Car-bomb attacks killed at least 45 people across Iraq

A woman comforts her son in a hospital after he was injured in a bombing in Baghdad on Wednesday.
Baghdad —A string of car-bomb attacks killed at least 45 people across Iraq on Wednesday. The violence shook at least seven cities from north to south and appeared timed to undermine confidence in the Iraqi army and police as the U.S. military ends it formal combat mission in the country. The bloodshed coincided with Iraqis’ mounting frustrations over the failure of political blocs to form a new government nearly six months after national elections. U.S. officials have insisted Iraqi forces are up to securing the country, even if Iraq is locked in a political crisis.

In the deadliest explosion Wednesday, a car bomb struck a police station near the offices of the governor in Kut, southeast of Baghdad. The attack killed 16 and wounded 18, according to Kut’s governor, Latif Turfa. In Baghdad, a suicide car bomber exploded his vehicle at a police station in the northeastern neighborhood of Qahira, killing at least 15 people, including six policemen, police said. The blast left another 60 people wounded.

Explosions disrupted the northeastern province of Diyala. At least three people were killed when a parked car blew up by the City Council in Moqdadiya in northeastern Diyala, according to police.

In Baquba, Diyala’s capital, a car bomb exploded near a police patrol, leaving one policeman and two civilians dead. Another 16 people were wounded in the blast. Insurgents also blew up the homes of three policemen and one electoral commission employee in Baquba’s outer district of Buhruz, according to police. Five people were wounded and the attackers planted the black flag of the Islamic State of Iraq, an umbrella group for extremists, which includes Al Qaeda in Iraq, police added.

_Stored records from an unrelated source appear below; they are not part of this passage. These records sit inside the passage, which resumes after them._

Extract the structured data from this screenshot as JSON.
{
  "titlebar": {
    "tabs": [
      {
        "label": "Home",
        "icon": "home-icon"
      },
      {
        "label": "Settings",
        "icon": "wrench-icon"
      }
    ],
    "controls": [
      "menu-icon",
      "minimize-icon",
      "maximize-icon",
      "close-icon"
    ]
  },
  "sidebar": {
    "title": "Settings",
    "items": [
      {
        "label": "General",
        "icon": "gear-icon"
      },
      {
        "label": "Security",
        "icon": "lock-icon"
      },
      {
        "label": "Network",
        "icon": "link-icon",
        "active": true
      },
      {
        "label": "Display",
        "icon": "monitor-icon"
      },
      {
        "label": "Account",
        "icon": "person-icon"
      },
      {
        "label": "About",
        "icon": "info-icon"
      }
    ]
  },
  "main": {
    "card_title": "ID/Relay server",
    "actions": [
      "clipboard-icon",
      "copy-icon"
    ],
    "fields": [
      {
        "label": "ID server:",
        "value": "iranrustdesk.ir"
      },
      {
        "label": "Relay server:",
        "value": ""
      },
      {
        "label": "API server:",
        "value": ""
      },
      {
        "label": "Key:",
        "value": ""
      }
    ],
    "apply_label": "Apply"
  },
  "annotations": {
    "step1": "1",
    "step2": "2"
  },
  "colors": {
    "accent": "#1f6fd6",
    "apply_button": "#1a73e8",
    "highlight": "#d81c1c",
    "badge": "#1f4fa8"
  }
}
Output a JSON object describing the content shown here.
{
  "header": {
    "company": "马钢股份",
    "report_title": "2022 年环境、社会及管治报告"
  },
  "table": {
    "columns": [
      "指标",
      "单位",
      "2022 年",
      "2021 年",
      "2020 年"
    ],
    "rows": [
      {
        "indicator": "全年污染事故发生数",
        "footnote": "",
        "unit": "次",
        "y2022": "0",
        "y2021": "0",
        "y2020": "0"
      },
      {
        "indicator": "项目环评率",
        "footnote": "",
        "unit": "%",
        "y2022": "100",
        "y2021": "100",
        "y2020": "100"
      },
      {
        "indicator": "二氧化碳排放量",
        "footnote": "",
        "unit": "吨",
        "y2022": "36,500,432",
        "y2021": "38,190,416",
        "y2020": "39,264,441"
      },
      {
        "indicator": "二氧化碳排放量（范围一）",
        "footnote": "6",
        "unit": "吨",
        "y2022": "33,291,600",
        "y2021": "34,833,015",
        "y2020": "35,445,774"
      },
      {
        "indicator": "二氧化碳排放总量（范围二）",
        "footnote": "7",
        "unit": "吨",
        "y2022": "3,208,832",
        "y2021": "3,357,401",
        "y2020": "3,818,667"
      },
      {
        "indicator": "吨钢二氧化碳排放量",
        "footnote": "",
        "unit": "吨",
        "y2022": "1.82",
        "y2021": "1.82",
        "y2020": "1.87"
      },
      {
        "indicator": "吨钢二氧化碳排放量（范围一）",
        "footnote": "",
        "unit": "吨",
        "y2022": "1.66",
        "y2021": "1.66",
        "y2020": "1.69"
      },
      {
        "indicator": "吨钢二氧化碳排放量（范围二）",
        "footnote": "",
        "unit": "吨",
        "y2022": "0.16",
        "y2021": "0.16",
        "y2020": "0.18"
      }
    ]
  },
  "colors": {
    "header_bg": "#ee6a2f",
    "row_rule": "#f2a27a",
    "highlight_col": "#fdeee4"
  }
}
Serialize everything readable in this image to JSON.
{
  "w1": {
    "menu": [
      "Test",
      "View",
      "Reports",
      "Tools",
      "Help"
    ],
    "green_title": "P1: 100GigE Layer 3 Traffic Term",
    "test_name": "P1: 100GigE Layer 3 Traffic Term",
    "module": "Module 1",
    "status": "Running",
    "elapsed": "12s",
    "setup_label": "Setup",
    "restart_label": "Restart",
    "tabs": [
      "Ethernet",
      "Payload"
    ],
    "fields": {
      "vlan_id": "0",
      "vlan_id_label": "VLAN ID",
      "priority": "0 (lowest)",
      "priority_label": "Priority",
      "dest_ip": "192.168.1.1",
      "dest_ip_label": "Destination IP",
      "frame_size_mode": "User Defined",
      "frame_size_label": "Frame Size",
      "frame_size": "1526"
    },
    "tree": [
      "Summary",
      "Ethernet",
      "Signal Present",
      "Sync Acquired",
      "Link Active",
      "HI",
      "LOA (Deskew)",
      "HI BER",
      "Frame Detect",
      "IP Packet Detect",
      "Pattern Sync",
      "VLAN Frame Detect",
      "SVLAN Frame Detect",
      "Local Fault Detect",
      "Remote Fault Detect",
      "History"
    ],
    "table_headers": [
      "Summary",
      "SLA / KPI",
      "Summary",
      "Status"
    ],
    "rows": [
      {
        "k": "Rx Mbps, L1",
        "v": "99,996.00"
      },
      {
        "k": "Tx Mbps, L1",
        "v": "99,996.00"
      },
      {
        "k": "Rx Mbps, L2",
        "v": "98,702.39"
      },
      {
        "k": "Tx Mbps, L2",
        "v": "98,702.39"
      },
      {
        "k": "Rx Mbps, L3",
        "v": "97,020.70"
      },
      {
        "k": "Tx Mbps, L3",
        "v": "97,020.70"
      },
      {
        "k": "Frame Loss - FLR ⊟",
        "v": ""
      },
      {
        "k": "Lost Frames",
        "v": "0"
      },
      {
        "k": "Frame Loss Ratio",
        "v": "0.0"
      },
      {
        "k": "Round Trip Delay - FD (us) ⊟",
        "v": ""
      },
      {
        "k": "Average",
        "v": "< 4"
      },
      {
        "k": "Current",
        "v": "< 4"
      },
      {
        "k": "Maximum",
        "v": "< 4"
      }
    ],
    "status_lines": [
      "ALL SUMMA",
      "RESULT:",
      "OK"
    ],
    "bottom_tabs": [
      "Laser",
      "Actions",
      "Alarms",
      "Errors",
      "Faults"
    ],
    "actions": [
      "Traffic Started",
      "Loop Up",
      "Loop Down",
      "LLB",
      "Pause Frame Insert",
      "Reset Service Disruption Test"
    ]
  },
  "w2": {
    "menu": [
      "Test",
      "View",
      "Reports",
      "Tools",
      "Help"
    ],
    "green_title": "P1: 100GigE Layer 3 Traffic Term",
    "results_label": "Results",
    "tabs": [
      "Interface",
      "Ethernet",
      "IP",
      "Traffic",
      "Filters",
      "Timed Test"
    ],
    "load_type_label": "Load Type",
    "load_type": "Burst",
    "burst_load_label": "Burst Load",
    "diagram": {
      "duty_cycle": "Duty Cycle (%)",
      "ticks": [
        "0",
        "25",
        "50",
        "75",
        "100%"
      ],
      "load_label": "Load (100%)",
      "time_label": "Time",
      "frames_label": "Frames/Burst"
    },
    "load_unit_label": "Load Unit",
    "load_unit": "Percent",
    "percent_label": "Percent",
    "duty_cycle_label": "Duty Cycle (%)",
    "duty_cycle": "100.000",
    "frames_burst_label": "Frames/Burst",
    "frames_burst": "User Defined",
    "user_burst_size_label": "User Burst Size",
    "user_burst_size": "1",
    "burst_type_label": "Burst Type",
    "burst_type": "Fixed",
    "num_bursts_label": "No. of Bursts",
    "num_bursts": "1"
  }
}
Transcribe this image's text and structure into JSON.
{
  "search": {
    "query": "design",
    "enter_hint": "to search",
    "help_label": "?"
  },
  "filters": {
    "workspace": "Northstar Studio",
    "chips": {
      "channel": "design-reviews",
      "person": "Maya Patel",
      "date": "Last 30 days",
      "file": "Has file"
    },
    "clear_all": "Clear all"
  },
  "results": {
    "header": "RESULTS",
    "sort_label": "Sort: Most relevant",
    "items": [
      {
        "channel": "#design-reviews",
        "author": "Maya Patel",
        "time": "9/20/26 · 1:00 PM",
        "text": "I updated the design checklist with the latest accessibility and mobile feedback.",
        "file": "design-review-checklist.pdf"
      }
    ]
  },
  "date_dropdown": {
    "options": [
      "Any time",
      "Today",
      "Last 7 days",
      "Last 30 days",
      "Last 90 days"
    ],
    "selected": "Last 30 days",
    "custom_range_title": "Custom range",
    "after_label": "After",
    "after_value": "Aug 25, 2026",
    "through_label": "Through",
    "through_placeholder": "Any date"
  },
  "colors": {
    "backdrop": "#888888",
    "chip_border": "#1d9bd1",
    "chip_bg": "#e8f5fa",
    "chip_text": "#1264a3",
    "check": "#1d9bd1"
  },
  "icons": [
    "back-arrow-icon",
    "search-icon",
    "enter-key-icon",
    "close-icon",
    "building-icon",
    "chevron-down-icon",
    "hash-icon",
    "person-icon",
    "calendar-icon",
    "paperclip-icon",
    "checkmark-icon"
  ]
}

The strife also spread to Anbar province. The western region, once the symbol of the country’s Sunni insurgency, had quieted after 2007 due to a local revolt against Al Qaeda in Iraq. But the last year has seen a return to violence. In the province’s capital Ramadi, a car bomb struck a bus station, killing two policemen and a civilian, police said. In Fallujah, the province’s other main city, a council member was killed when assailants planted a bomb on his car. A policeman also died when assailants blew up his car. Another three policemen were wounded when a roadside bomb exploded during their patrol. A bomb also killed an Iraqi soldier in the center of Fallujah, police said.

In the Shiite heartland, insurgents also caused mayhem. Militants struck in Basra, setting off a car bomb that left 11 people wounded. A car bomb attack in the southern pilgrimage city of Karbala by a police station left another 19 wounded, according to police and medical sources.

The attacks followed the announcement by the U.S. military on Tuesday that their troop numbers had now dropped to 49,700 soldiers as soldiers switched from a combat mission to the job of training the Iraqi army and police and assisting them when asked. Iraqis are concerned that the scaled-back American presence could help fuel violence.